Cerrin nodded, a broad smile spreading across his feral face. Her father released his grip on her, casting her unceremoniously aside. Tiadaria collapsed to the frozen ground, unable to stand, unable to do anything but cry and shake like the last autumnal leaf on a storm-ravaged tree.

“Your offer is acceptable, Folkledre.” Cerrin said, taking a small wooden chest from the back of the wagon. He produced a thin metal band, a circlet the color of storm clouds with a thin wedge cut out of it. With the band in one hand, and an ominous looking black tool in the other, he knelt beside Tiadaria.

The fight had gone out of her. The violation had left her cold. Colder than the chill of winter in her barren, frost covered homeland. She felt as if she was observing herself from high above; a snow hawk on the wing looking down on her torment.

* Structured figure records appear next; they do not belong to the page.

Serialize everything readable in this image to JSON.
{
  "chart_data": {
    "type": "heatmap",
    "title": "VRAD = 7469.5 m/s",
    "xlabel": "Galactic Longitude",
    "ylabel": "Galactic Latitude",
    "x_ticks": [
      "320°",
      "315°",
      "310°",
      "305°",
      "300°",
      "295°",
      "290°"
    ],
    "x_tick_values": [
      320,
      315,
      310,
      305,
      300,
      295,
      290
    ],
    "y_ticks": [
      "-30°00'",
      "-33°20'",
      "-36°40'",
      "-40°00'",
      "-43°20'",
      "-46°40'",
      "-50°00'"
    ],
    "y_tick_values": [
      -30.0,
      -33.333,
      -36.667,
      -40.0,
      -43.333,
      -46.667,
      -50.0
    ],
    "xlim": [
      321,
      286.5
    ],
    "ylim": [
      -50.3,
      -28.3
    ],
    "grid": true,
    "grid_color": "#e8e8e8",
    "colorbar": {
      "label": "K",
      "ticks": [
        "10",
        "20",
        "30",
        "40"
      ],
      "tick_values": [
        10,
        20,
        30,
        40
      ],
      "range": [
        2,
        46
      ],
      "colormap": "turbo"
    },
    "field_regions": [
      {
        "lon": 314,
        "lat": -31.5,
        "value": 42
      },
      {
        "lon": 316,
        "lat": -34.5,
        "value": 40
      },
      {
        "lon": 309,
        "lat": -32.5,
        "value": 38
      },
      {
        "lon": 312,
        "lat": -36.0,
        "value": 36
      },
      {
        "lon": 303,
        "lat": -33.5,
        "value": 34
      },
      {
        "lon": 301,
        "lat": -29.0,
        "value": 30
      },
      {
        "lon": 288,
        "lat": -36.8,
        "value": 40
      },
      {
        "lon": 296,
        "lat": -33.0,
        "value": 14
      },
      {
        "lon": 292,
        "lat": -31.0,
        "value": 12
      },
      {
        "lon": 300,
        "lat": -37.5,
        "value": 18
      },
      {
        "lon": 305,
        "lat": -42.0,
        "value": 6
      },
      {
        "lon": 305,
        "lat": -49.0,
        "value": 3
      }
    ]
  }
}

Tia saw him fit the metal band around her neck and place the ends into the tool he carried. As he squeezed the device, a searing pain shot into the back of her neck and spread down her spine, branching out until it felt as if she had been plunged into the red hot fury of a forge’s fire.

Tiadaria screamed, a raw, primal sound that tore at her throat and added to the agony coursing through her body. Just as she thought she wouldn’t be able to endure any more, the pain was suddenly gone. Her entire body tingled, a lingering after effect of the systemic shock. She lay there, whimpering, on the ground, her fingers twitching spasmodically. When Cerrin slipped a pair of steel shackles around her wrists and locked them tight she offered no resistance or even any indication that she was aware of his actions.

Later, Tiadaria would remember the minutest details. The clink of the coins landing in her father’s palm; the words they exchanged as her father selected the two finest aurochs Cerrin had in his train; the wave of dread and despair that made the gorge rise in the back of her throat and the sudden, unavoidable knowledge that she had been sold into slavery by her own father. At the moment, however, she could only feel the tracks of her tears freezing in the bitterly cold winter morning.